The world erupted into a different kind of chaos—one of purpose and panic. Daniel was already barking into his phone, voice cracking but clear, demanding a medevac, giving coordinates. Elara was trying to turn in Cassian's arms, her hands fluttering near the knife handle. "Don't move! Look at me! Just breathe, don't move!" she commanded, her voice a tremulous mix of steel and terror.

They formed a frantic, efficient unit around Cassian, who now stood pale and stoic, his breathing carefully controlled. They forgot Lena existed. She was less than the dust on their shoes.

Sensation returned to her slowly, coldly. The chill of the stone floor. The distant, then nearing, wail of sirens. The strobing dance of red and blue lights painting the grim cavern in garish, nightmarish colors.

People in uniforms swarmed in. Stern-faced female officers took in the scene—the knife, the blood, the woman huddled on the floor. Their hands were firm, impersonal, as they pulled Lena to her feet. She offered no resistance. The cold metal of handcuffs encircled her wrists with a decisive click.

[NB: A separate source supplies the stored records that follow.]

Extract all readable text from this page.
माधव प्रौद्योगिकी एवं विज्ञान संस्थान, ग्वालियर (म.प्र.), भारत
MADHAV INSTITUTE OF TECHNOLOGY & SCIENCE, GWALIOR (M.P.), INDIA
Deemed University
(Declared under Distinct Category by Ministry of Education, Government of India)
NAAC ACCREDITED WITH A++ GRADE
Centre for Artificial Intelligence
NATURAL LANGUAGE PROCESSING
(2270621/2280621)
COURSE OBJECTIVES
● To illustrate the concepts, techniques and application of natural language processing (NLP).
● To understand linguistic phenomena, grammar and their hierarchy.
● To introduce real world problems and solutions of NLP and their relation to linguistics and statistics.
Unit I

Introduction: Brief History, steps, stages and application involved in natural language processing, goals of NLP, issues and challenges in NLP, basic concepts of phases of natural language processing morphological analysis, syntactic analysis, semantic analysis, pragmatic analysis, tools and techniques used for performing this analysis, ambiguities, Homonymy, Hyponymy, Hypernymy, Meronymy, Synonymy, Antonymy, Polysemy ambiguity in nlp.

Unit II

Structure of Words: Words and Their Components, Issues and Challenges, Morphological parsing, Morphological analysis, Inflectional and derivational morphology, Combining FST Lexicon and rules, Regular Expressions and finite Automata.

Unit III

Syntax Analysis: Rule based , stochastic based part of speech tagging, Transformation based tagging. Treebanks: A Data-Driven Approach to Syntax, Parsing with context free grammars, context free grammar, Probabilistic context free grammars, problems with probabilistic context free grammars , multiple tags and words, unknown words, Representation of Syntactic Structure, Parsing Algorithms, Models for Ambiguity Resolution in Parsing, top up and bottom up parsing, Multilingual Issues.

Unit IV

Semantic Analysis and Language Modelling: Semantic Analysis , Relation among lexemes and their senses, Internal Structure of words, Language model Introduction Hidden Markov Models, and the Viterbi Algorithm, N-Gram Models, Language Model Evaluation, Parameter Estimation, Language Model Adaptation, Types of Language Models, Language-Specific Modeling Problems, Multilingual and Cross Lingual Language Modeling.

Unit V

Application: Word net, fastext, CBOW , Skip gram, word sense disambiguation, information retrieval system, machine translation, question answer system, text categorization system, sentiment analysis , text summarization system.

She didn't feel it.

As they guided her out, she saw the bright white of the ambulance. She saw a stretcher. She saw Elara, her face a mask of fierce worry, and Daniel, shouting instructions, as paramedics worked with gentle urgency to transfer Cassian Thorne into the vehicle. Elara climbed in beside him, never releasing his hand.

The door of the police car shut with a solid, final thud. The engine rumbled to life. The mine, the chaos, the life she had just attempted to extinguish, began to slide away outside the window.

Inside the quiet, sanitized capsule of the squad car, with only the rhythmic click-click-click of the turn signal marking the passage of time, the true, awful realization finally seeped through the numbness and settled into her bones like a lethal frost.

I… I had actually… tried to… 'kill' someone.

Not with words. Not with wishes. With a knife. In a man's back. His blood had been on her hands.

She looked down at her own hands, now clean and cuffed in her lap. They began to shake again, a fine, constant tremor that she knew, in the hollowed-out core of her being, would never truly cease. The monster she had nurtured in the mirror of her jealousy had finally stepped out. And all it had found was the cold, empty reality of its own reflection, and the deafening, inescapable echo of what it had done.